4. One Friday in April: A Story of Suicide and Survival by Donald Antrim
(W. W. Norton)

6 Rave • 3 Positive
Read an interview with Donald Antrim here

“… [an[ engrossing, necessary book … this is not an empirical study. Rather, it is intimate testimony from someone who has lived through an illness long shrouded in silence, shame and sin. Antrim speaks with the moral authority of the survivor … Antrim’s inventive, circular prose style reflects his sense of warped time: Hours bend, fragment, compress, extend. The narrative catapults forward, then backward—a kind of chronological whiplash that dislocates us in time and place … Just when we start to put the pieces of Antrim’s life together, he wrenches us away from the relief of comprehension. The medium is the message: Suicide, as Antrim understands it, is a continuum of emotional pain … One hopes this brief, courageous book will bring us closer to the ‘paradigm shift’ Antrim seeks—a reckoning that could bring about better funding for mental health research, more affordable psychiatric beds and less societal stigma.”

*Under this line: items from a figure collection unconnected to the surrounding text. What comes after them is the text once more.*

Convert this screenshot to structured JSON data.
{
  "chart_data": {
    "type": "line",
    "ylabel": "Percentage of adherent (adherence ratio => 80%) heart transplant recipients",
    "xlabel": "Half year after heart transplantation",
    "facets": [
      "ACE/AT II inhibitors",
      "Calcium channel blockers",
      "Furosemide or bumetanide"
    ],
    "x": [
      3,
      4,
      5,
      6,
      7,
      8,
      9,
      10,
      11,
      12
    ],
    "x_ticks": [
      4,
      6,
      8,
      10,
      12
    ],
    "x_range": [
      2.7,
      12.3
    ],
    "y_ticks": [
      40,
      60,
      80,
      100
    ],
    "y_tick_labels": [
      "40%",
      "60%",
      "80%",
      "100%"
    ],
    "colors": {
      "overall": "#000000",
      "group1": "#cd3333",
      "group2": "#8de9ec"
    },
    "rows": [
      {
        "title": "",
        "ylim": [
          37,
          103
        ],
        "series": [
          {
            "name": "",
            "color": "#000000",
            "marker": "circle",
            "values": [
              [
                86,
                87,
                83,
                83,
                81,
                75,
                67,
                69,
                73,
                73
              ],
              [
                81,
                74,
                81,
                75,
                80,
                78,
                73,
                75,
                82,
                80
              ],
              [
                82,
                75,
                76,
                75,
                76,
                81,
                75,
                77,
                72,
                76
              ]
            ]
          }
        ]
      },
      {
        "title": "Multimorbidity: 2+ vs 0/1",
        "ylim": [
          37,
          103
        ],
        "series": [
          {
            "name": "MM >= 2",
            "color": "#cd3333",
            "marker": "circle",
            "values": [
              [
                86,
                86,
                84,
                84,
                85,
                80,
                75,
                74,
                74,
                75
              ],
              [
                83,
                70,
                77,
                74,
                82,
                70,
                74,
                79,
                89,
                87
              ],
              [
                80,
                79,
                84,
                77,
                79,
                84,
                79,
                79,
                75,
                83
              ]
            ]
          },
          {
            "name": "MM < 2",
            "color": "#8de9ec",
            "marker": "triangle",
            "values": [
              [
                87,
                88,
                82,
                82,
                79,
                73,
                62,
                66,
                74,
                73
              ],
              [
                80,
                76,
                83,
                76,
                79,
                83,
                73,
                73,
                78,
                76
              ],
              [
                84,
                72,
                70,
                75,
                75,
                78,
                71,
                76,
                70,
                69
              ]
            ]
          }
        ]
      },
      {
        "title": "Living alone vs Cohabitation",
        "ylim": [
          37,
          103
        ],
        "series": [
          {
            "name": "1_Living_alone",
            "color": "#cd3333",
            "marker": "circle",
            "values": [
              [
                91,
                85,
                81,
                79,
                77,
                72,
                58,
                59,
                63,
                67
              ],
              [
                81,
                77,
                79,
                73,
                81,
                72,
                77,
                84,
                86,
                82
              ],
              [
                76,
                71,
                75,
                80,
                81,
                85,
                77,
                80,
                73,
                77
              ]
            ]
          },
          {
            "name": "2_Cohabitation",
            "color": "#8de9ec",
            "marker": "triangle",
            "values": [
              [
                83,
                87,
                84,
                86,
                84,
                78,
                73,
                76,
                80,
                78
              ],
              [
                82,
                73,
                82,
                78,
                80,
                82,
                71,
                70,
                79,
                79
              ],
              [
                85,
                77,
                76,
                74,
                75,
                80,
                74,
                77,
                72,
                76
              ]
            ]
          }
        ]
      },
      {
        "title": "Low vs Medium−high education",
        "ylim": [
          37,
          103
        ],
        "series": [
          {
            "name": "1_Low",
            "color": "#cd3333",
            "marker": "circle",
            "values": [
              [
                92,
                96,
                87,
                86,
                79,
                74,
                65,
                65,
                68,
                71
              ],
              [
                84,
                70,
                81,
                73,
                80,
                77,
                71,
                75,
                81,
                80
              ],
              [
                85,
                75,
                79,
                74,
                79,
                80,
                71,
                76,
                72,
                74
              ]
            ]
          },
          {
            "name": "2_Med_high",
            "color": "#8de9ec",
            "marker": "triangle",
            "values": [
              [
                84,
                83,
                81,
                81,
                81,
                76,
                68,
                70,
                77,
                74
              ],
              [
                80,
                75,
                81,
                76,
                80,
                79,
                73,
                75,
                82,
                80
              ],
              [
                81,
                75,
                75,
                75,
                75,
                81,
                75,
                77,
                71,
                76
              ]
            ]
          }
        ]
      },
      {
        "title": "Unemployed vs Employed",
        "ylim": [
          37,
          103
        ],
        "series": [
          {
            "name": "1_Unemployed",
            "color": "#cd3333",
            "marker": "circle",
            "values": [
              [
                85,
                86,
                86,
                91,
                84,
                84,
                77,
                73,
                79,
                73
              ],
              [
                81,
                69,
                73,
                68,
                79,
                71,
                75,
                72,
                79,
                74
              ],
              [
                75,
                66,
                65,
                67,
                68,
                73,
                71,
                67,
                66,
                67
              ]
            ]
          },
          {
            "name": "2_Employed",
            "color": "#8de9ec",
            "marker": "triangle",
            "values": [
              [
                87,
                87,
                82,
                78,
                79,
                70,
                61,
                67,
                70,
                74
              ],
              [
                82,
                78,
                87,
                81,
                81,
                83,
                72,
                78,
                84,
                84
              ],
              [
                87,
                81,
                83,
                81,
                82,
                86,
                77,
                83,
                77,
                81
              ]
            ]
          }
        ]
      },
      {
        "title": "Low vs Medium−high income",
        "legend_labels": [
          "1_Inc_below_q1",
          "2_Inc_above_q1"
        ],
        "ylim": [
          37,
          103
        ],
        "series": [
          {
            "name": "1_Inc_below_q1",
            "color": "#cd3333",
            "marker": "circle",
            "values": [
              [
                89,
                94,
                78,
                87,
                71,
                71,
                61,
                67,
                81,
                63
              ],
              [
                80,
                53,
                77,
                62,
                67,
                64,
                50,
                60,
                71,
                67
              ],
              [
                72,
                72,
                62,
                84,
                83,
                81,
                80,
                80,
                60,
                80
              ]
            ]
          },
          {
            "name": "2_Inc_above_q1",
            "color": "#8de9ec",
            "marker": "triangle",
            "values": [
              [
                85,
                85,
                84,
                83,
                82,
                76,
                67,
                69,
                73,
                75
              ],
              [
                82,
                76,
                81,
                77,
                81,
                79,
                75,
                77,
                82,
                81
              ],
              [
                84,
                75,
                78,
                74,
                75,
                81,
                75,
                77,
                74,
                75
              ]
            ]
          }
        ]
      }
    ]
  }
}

–Heather Clark (The New York Times)

Unprotected: A Memoir_Billy Porter

5. Unprotected: A Memoir by Billy Porter
(Abrams Press)

4 Rave • 2 Positive

“… stirring … Through his experience as a gay Black man, repeatedly subjected to unspeakable pain, Porter delivers a searing indictment of how America treats race, sexuality and anyone outside the norm. Clear and piercing, his justified indignation is as defined as his singular singing voice and flashy fashion … With raw vulnerability, Porter opens up on how the effects of childhood abuse long prevented him from loving Black men romantically … Porter’s recollections are vivid and his prose playful, packed with amusing colloquialisms and no shortage of sass … Even if Porter’s sharpest barbs seem saved for the church and the GOP, he doesn’t hold back when confronting Broadway’s and Hollywood’s systemic shortcomings … Porter is also refreshingly candid on the allure of fame and industry accolades … Whether he’s reliving triumphs or trauma, Porter bears his soul—just as he did all those years ago on that high school stage, bloodied and bruised. When faced with such honest audacity, one can only applaud.”